On Oct 4, 2008, at 2:53 PM, Maciej Stachowiak wrote:
setFillColor avoid the need for allocation entirely in all cases.
We could also consider letting fillStyle take a number to be
interpreted as a 32-bit RGBA value, since modern JS engines can do
math and masking faster than string operations or array allocation.

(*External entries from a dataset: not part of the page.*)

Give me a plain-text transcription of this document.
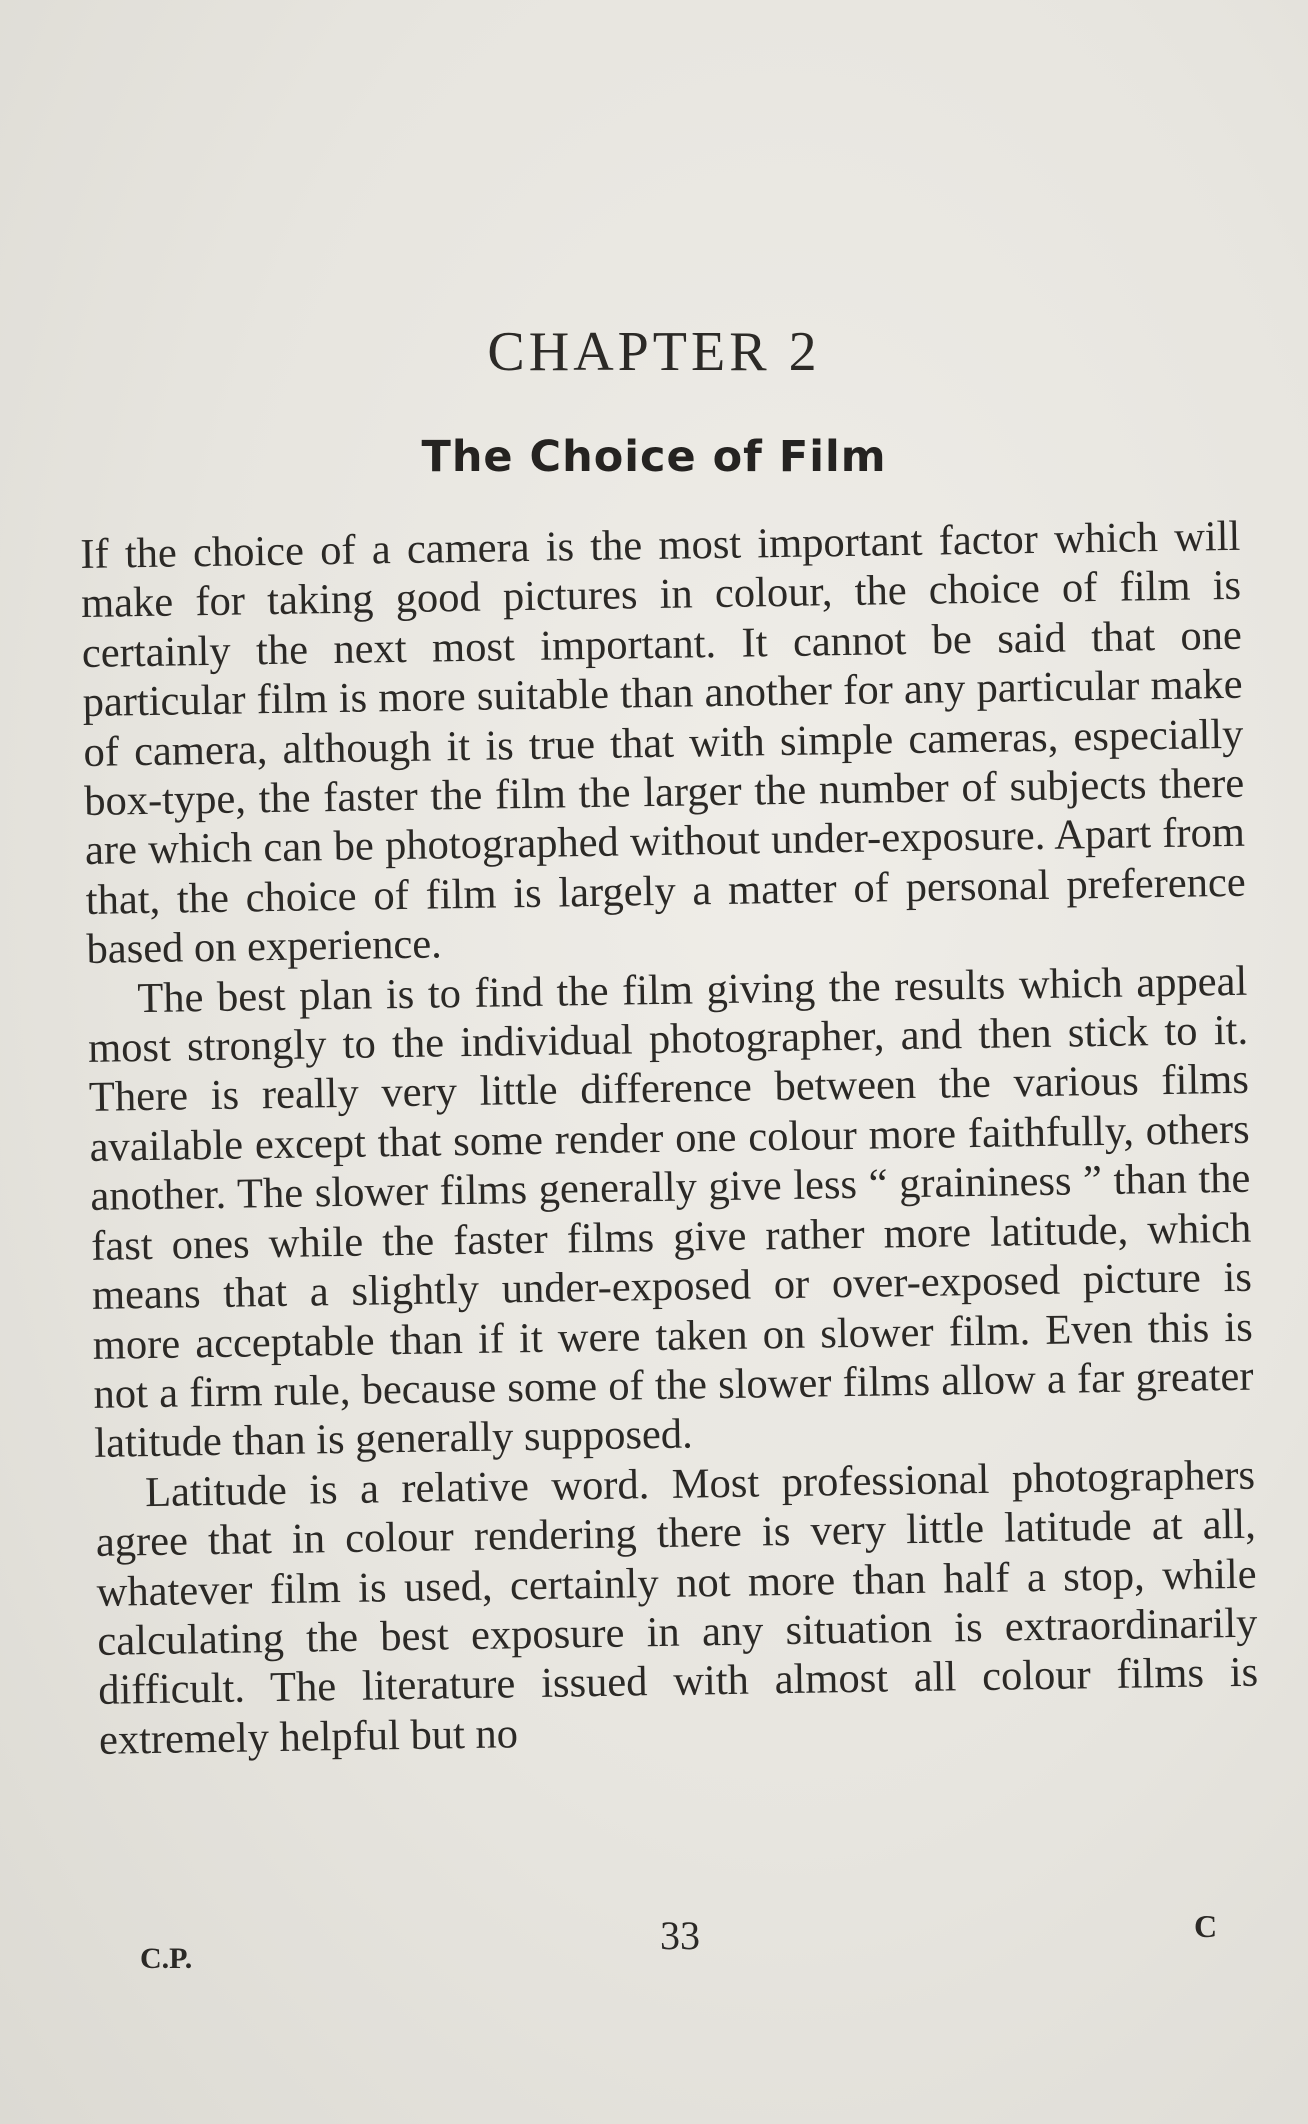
CHAPTER 2
The Choice of Film

If the choice of a camera is the most important factor which will make for taking good pictures in colour, the choice of film is certainly the next most important. It cannot be said that one particular film is more suitable than another for any particular make of camera, although it is true that with simple cameras, especially box-type, the faster the film the larger the number of subjects there are which can be photographed without under-exposure. Apart from that, the choice of film is largely a matter of personal preference based on experience.

The best plan is to find the film giving the results which appeal most strongly to the individual photographer, and then stick to it. There is really very little difference between the various films available except that some render one colour more faithfully, others another. The slower films generally give less “ graininess ” than the fast ones while the faster films give rather more latitude, which means that a slightly under-exposed or over-exposed picture is more acceptable than if it were taken on slower film. Even this is not a firm rule, because some of the slower films allow a far greater latitude than is generally supposed.

Latitude is a relative word. Most professional photographers agree that in colour rendering there is very little latitude at all, whatever film is used, certainly not more than half a stop, while calculating the best exposure in any situation is extraordinarily difficult. The literature issued with almost all colour films is extremely helpful but no

C.P.
33	C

But the broken out setFillStyle version seems like it might still be
more of a perf win in many cases.
It's worth recalling that existing content (and i imagine most complex
canvas code in general) that uses any single data structure for colour
uses arrays so that there isn't any additional allocation. The reason
you see
fillStyle = "rgba("+r+","...
is because it is much easier to work with colours when keeping the
channels as float values in [0..1], so these have to be converted to
[0..255] values for the string which is cleaner when done over
multiple lines -- eg
r = Math.round(colour[0] * 255);
g = Math.round(colour[1] * 255);
b = Math.round(colour[2] * 255);
fillStyle = "rgba("+r+","+g+","+b+","+colour[3]+")" // I have actually
seen people do "rgba("+[r,g,b,colour[3]].join()+")"; because even that
is more concise
setFillColor requires
setFillColor(color[0], color[1], color[2], color[3]);
which is still more verbose then
fillStyle = color
On Oct 4, 2008, at 8:02 AM, Kristof Zelechovski wrote:
Instead of an array, we could also use a generic, "duck-typed"
javascript object:
fillStyle = {r:0, g:0.3, b: 0.6, a:1.0};
This would seem a little clearer semantically, I think, since arrays
are after all supposed to represent a list of semantically identical
values.
The issue with this is that it doesn't make things much better than
they currently are -- you end up having to convert from arrays to an
object with named properties. While this is nice on a conceptual
level, it is far easier to work with colours if you just treat them as
vectors -- by giving each channel a separately named property you
can't trivially iterate through the channels which means you end up
having to repeat code, and also make it impossible to just do all
computation cleanly with "vectors", as you will eventually have to
convert to the object form for assignment.